Walking the Dog may be over the top for readers who like their satire strongly plotted and unalloyed with zany humor, but those who stay with this episodic, antic romp will be rewarded with some outrageous humor, much of it metaphorically sexual; pointed criticism (particularly on water boarding, globalization, spiritualism, democratic elections, information overload and retirement communities) and highly literate prose: the Marx Brothers meet the Oxford English Dictionary. The very first sentence sets the linguistic level: “My Aunt Dolores is a querulous woman, much given to lamenting the many Woes she has dragooned into service over the years.” Herrera, Dolores’ nephew, is cousin to his aunt’s two lunatic sons, referred to only as “The Boys.” They are a Simian force of nature, who gaze out on life, when they’re not destroying it “stupefied (if that’s not a tautology”). But, well, they’re family.

Herrera’s not immune from moral turpitude, but his transgressions pale in comparison with those of his fellow Margamonjans, especially the island’s Fernando Marcos-like President for Life and his Imelda-like wife. But because Herrera’s “regarded as a nonentity; someone so inoffensive, so bland, so undistinguished, so boring, so innocuous, so devoid of any distinctive personality,” he’s tapped to be The Boys’ campaign manager when it’s decided they should oppose the president. Don’t ask.

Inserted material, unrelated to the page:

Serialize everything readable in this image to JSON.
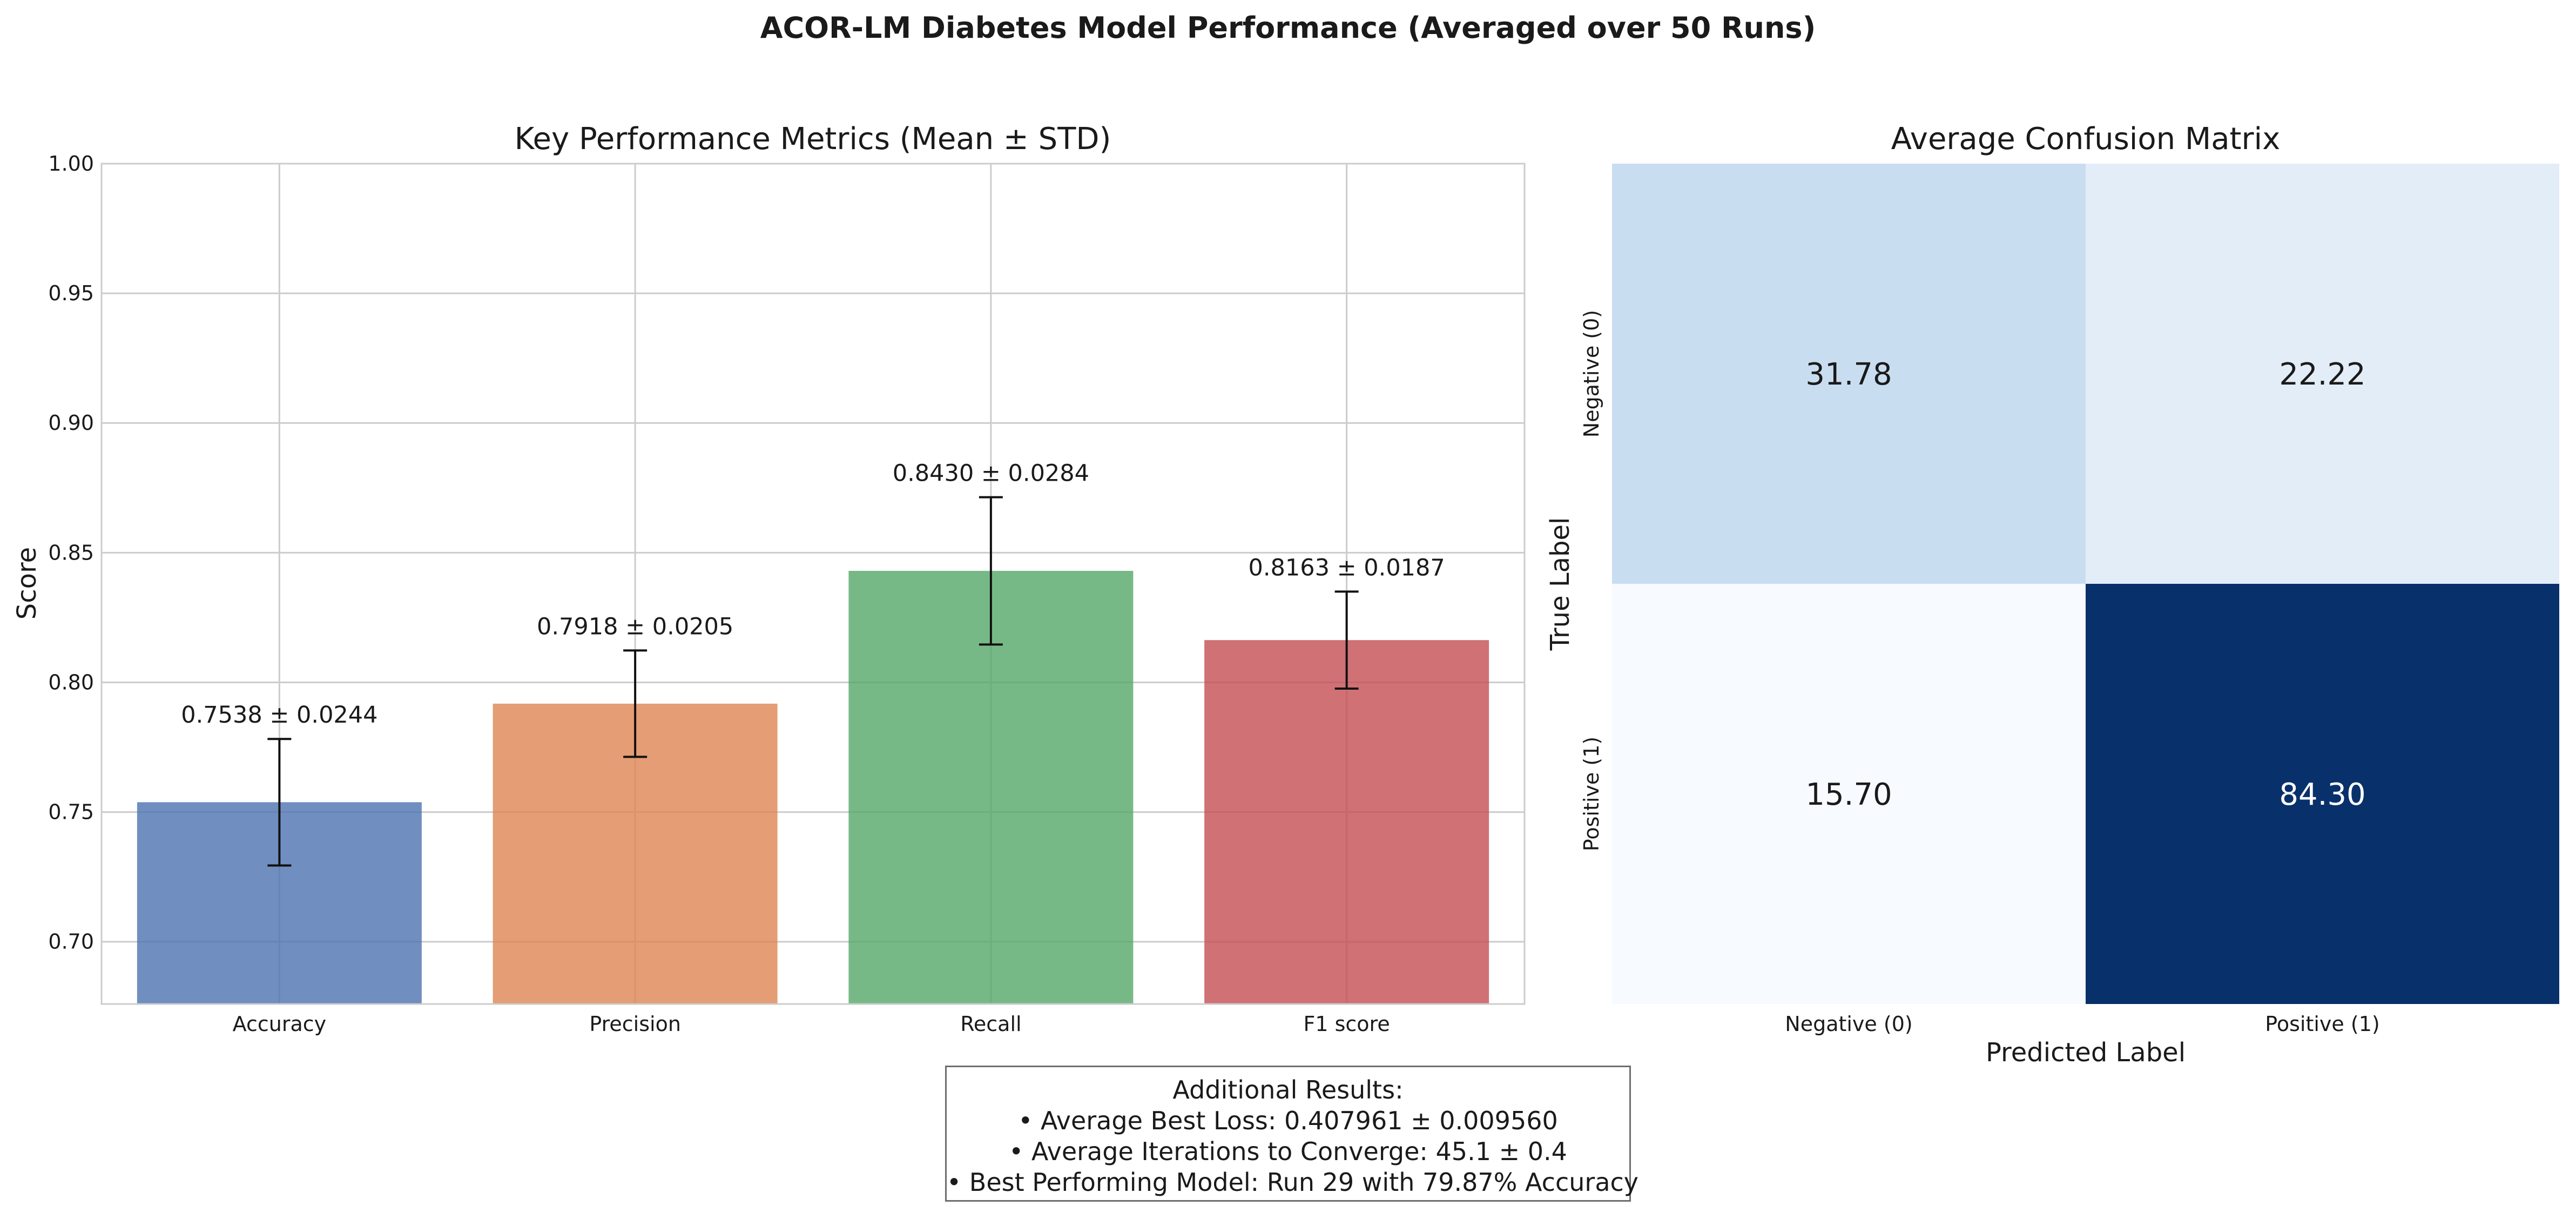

The women, most with metaphoric names (Dolores, of course, means woe, which she invokes as a way of life) are monstrously fat, except for the Low Women (whores), and the men are corrupt, weak and ethically irresponsible, though these attributes are nothing compared with the sophisticated behavior by visitors from the “overdeveloped” world, many of them diplomats, business executives and charity workers. It’s a bit much at times, especially the clever but strained malapropisms of a linguistic idiot savant, Magritte, housekeeper to Good God Donald, a reverend who mainly reveres himself; a witch doctor, Georgie Pujol, who suspends gravity for a while; the undertaker, Mr. Bagwell; and several other island cuckoos, but it’s all good, uneven, if not always (thank the Lord) clean, fun. And Davis scores some neat political, cultural and psychological points. At the end Herrera manages to settle in, in “Joy’s bed” (a person and a state of mind) and find contentment. “The world is where you’re at. /Am I right or am I right?/Let the dog walk itself./Nobody but me. /Me and thee./So let it be.”